Secondo il par. 2: “Ogni persona accusata di un reato è presunta innocente fino a quando la sua colpevolezza non sia stata legalmente accertata”.
Il par. 3 lett. d stabilisce che ogni accusato ha diritto di: “esaminare o far esaminare i testimoni a carico e ottenere la convocazione e l’esame dei testimoni a discarico nelle stesse condizioni dei testimoni a carico”.
Per la giurisprudenza della Corte EDU, nel rispetto dell’art. 6 par. 3, lett. d, vi è la necessità di un contraddittorio effettivo, per cui la condanna non può essere basata solo su dichiarazioni rese in una fase antecedente al dibattimento.
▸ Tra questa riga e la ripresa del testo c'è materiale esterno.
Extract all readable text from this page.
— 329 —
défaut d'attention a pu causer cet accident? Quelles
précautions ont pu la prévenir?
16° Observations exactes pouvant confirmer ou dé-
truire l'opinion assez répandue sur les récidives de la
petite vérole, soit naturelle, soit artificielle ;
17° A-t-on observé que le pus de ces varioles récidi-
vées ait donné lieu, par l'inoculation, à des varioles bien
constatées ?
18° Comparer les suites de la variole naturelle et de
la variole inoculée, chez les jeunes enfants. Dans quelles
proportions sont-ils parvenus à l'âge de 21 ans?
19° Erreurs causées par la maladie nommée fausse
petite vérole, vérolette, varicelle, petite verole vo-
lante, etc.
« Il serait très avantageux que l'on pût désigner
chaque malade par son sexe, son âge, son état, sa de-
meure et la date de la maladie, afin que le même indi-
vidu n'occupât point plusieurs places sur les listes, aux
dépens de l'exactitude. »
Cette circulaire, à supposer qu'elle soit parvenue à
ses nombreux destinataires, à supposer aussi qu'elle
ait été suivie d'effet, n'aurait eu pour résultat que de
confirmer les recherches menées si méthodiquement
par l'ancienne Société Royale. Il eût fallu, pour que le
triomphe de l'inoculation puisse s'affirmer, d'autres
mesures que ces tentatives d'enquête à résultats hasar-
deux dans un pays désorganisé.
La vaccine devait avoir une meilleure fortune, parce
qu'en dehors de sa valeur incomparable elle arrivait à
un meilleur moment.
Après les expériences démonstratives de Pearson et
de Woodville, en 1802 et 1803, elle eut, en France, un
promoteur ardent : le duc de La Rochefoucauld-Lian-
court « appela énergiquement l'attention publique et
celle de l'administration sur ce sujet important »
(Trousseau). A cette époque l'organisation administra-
Ciò in sintonia col sistema processuale accusatorio italiano, per il quale la prova dev’essere formata in dibattimento, nel contraddittorio fra le parti. Sono peraltro consentite deroghe a tale principio, secondo la giurisprudenza delle Corte EDU, qualora sia stato fatto tutto il possibile da parte dei giudici nazionali per ascoltare il testimone in dibattimento, oppure quando la testimonianza non sia determinante ai fini della sentenza, ossia quando la condanna sia basata su altre prove. Pertanto le dichiarazioni acquisite al di fuori del contraddittorio potranno contribuire a fondare un giudizio di condanna, nel pieno rispetto delle garanzie difensive di matrice europea, se sostenute da altri elementi.